Frequent crashes are not a database issue, but rather events where database anomalies are caused by misconfigurations in the operating system, network, or application side!

| username: Soysauce520 | Original post link

Drainer component synchronization delay: This issue is caused by an excessive business load that the drainer process cannot handle.

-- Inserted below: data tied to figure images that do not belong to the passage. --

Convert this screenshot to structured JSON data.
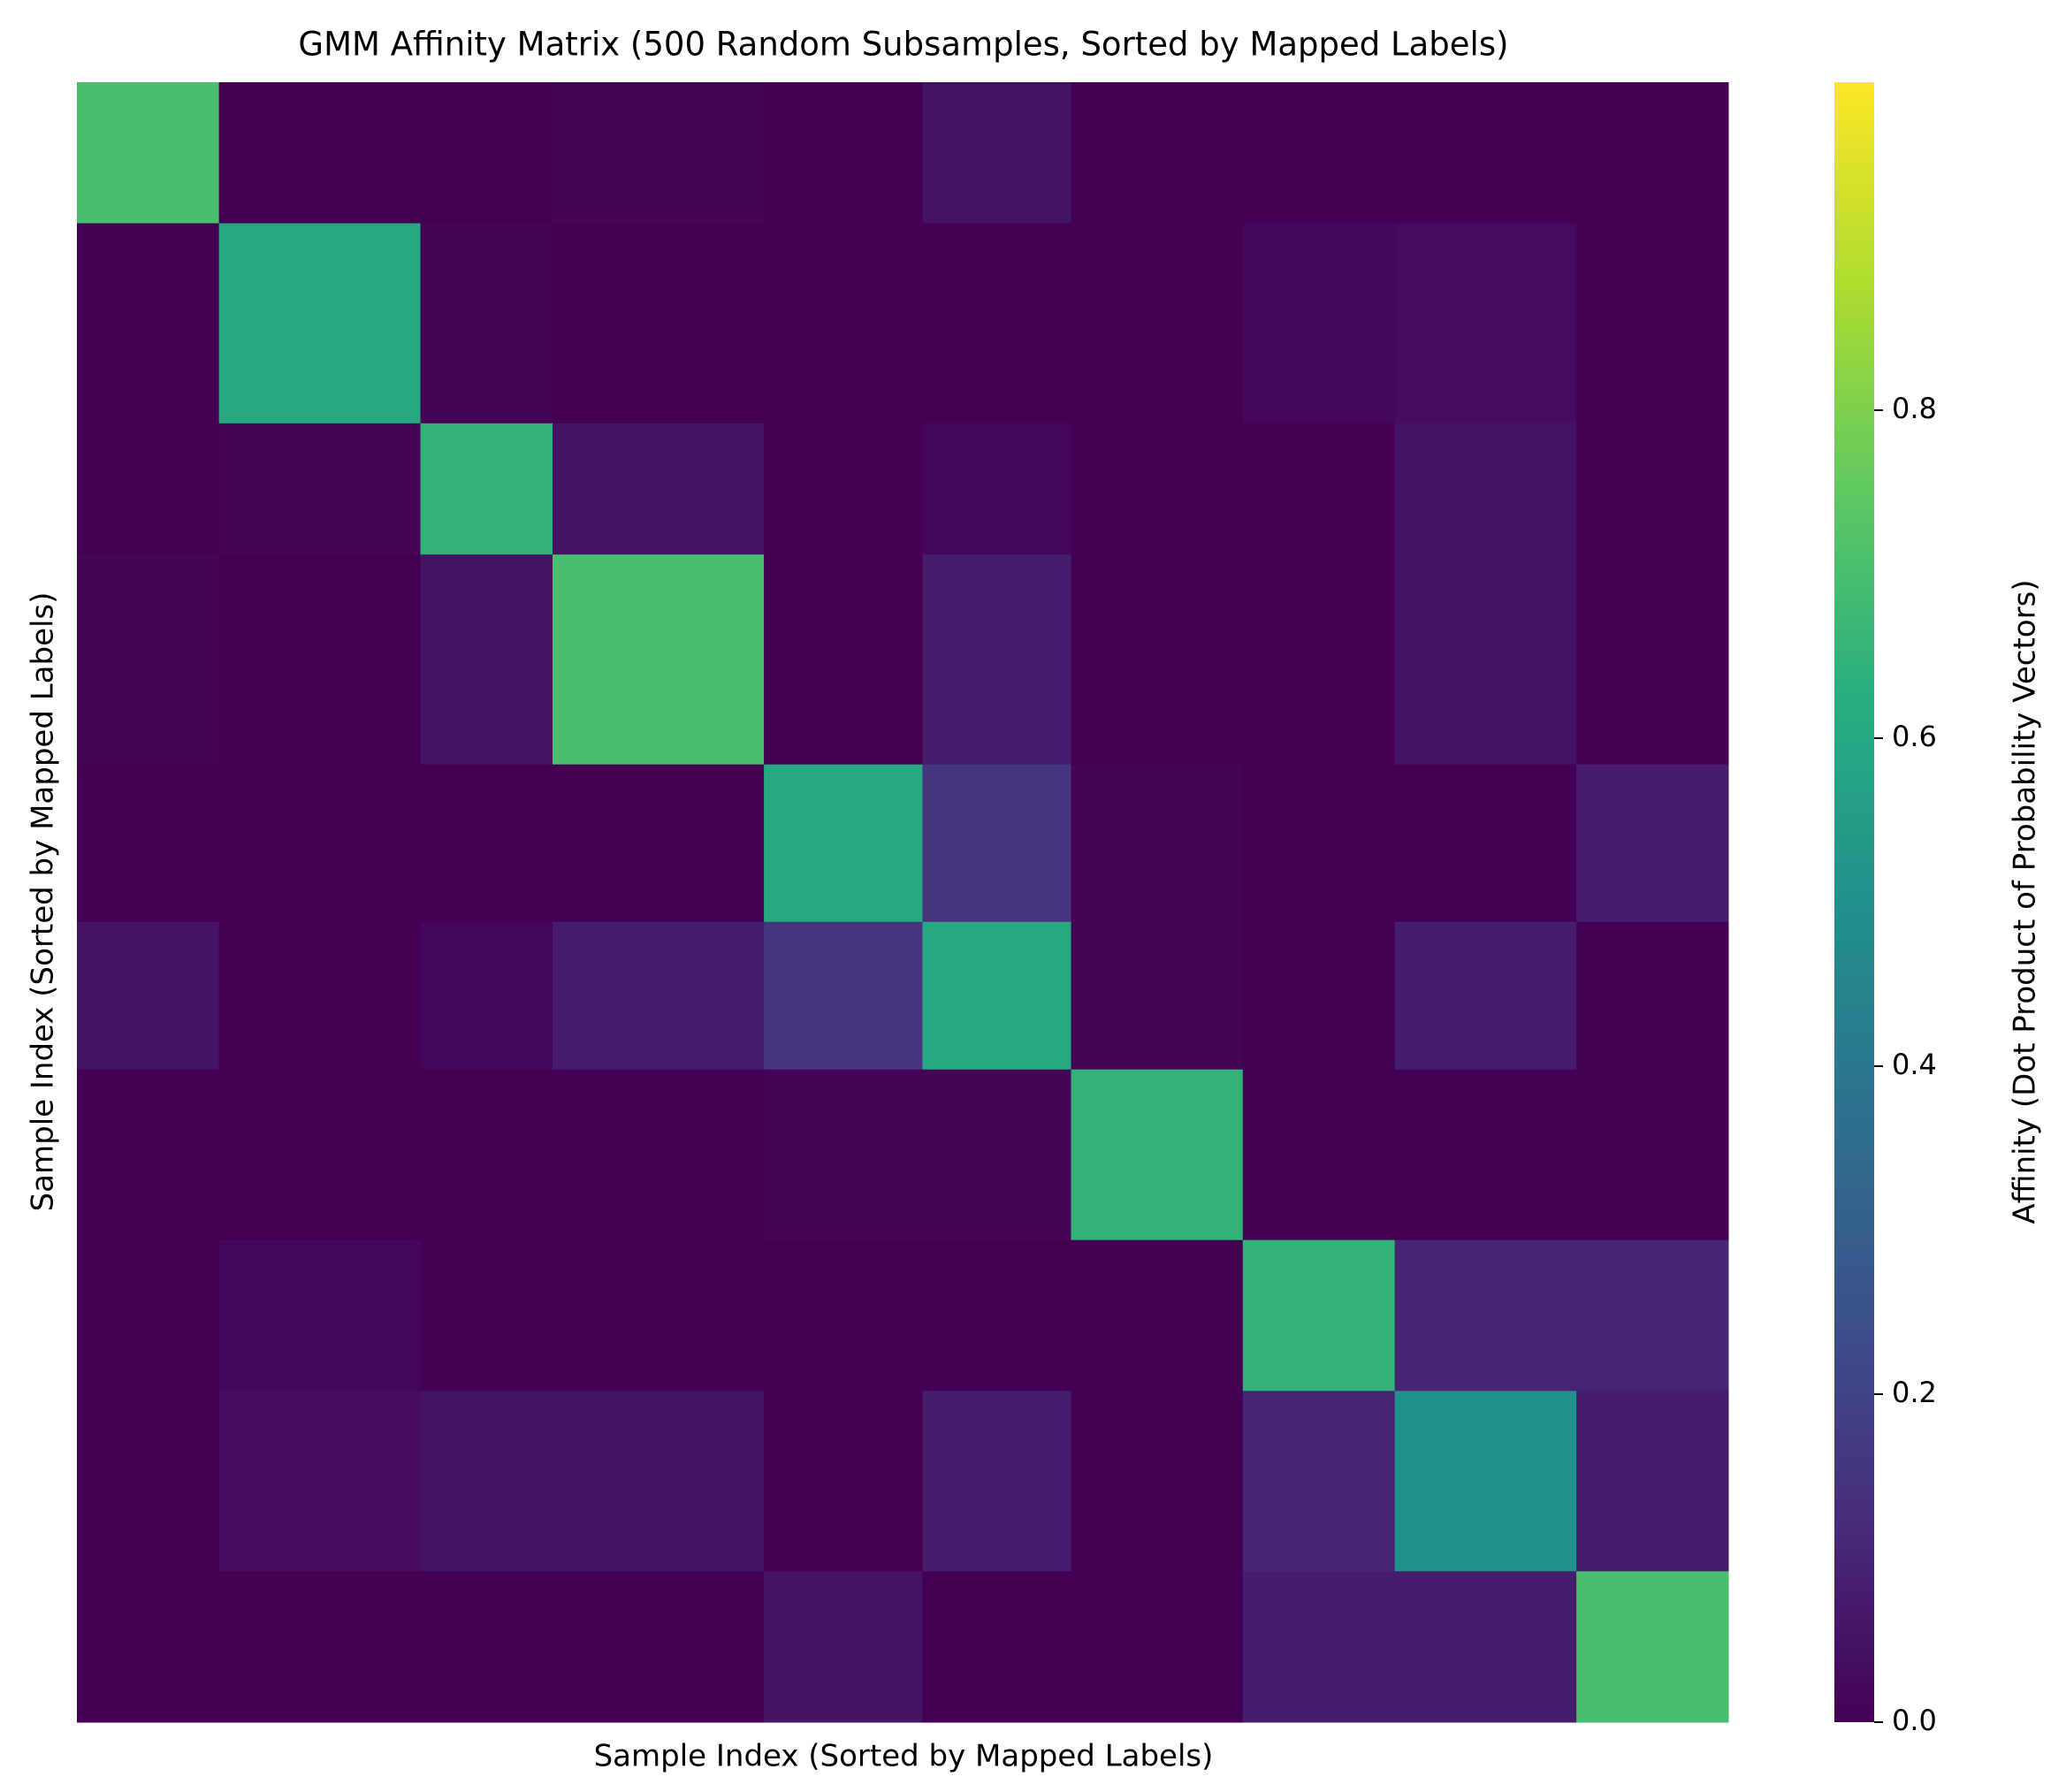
{
  "chart_data": {
    "type": "heatmap",
    "title": "GMM Affinity Matrix (500 Random Subsamples, Sorted by Mapped Labels)",
    "xlabel": "Sample Index (Sorted by Mapped Labels)",
    "ylabel": "Sample Index (Sorted by Mapped Labels)",
    "colorbar_label": "Affinity (Dot Product of Probability Vectors)",
    "colormap": "viridis",
    "bins": [
      0,
      43,
      104,
      144,
      208,
      256,
      301,
      353,
      399,
      454,
      500
    ],
    "values": [
      [
        0.7,
        0.0,
        0.0,
        0.01,
        0.0,
        0.05,
        0.0,
        0.0,
        0.0,
        0.0
      ],
      [
        0.0,
        0.6,
        0.01,
        0.0,
        0.0,
        0.0,
        0.0,
        0.02,
        0.03,
        0.0
      ],
      [
        0.0,
        0.01,
        0.65,
        0.05,
        0.0,
        0.02,
        0.0,
        0.0,
        0.05,
        0.0
      ],
      [
        0.01,
        0.0,
        0.05,
        0.7,
        0.0,
        0.08,
        0.0,
        0.0,
        0.05,
        0.0
      ],
      [
        0.0,
        0.0,
        0.0,
        0.0,
        0.6,
        0.15,
        0.01,
        0.0,
        0.0,
        0.08
      ],
      [
        0.05,
        0.0,
        0.02,
        0.08,
        0.15,
        0.6,
        0.01,
        0.0,
        0.08,
        0.0
      ],
      [
        0.0,
        0.0,
        0.0,
        0.0,
        0.01,
        0.01,
        0.65,
        0.0,
        0.0,
        0.0
      ],
      [
        0.0,
        0.02,
        0.0,
        0.0,
        0.0,
        0.0,
        0.0,
        0.65,
        0.1,
        0.1
      ],
      [
        0.0,
        0.03,
        0.05,
        0.05,
        0.0,
        0.08,
        0.0,
        0.1,
        0.5,
        0.08
      ],
      [
        0.0,
        0.0,
        0.0,
        0.0,
        0.05,
        0.0,
        0.0,
        0.08,
        0.08,
        0.7
      ]
    ],
    "clim": [
      0,
      1
    ],
    "cticks": [
      {
        "value": 0,
        "label": "0.0"
      },
      0.2,
      0.4,
      0.6,
      0.8
    ]
  }
}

Solution: Split the drainer and scale out the drainer. Use the parameter syncer.replicate-do-db to synchronize different databases separately.

Config:
syncer.replicate-do-db
- database1, database2, database3

| username: ddhe9527 | Original post link

When executing SQL statements, an error occurs: 1105 - Out Of Memory Quota
Solution: You can set tidb_mem_quota_query to a sufficiently large value at the session level, for example:

set tidb_mem_quota_query=8589934592;
| username: tomxu | Original post link

[Common Errors]

  1. When using TiDB Lightning to import data, the following situations may cause the import to fail:

[Solutions]

  1. Data source error: TiDB Lightning requires the MySQL database dump file format to be compliant with specifications, otherwise, the import may fail. You can use the mydumper tool to generate compliant dump files or use other tools for data preprocessing to meet the requirements.
  2. Configuration error: The configuration file of TiDB Lightning needs to specify the correct parameters, such as MySQL database address, port, username, password, etc. If the configuration is incorrect, the import will also fail.
  3. Insufficient disk space: During the import process, TiDB Lightning temporarily stores the imported data on the disk and deletes it after the import is complete. If there is insufficient disk space, the import will also fail.
  4. TiDB cluster failure: During the import process, if the TiDB cluster fails, such as PD node crash, TiKV node crash, etc., the import will also fail.
  5. Data conflict: During the import process, if there is conflicting data in the original database with the data to be imported, such as primary key conflicts, the import will also fail.
  6. Permission issues: TiDB Lightning also requires permissions for the downstream database account. If sufficient permissions are not granted, permission errors will occur during the import process.
    In summary, there can be many reasons for TiDB Lightning import failures, and troubleshooting needs to be done based on the specific situation. You can check the error messages of TiDB Lightning and analyze the actual situation to gradually solve the problem.

[Common Errors]
2. The most common types of problems and their solutions during TiDB usage:

[Solutions]

  1. TiDB cluster cannot start normally:
    Possible situations include TiDB component configuration errors, physical machine hardware failures, TiDB version incompatibility, etc. The solution requires locating the problem based on specific error logs and troubleshooting step by step.
  2. Poor TiDB cluster performance:
    Possible reasons include insufficient TiDB performance tuning, data distribution imbalance caused by write hotspots, etc. The solution can be to use the TiUP Bench tool to perform benchmark testing on the cluster and then perform related optimizations.
  3. TiDB import/export data failure:
    Main issues include insufficient disk space, large data volume causing insufficient memory, unstable database connection, etc. The solution can be to add more disks or increase nodes in the TiDB cluster to improve resource capacity, or try splitting the data into multiple small batches for export.
  4. TiDB cluster data corruption:
    Possible reasons include disk failure, node crash, operating system anomalies, etc. The solution can be to solve the problem through backup and restore of the cluster.
  5. Insufficient TiDB SQL optimization:
    Possible reasons include unreasonable SQL writing, unreasonable table design, etc. The solution can be to use the TiDB Query Profiling tool to analyze SQL query performance and optimize it.
  6. TiDB security risks:
    Possible issues include privacy data leakage, insecure authentication, etc. The solution can be to strengthen the security mechanism of the TiDB cluster, restrict certain permissions and operations, and protect sensitive data security.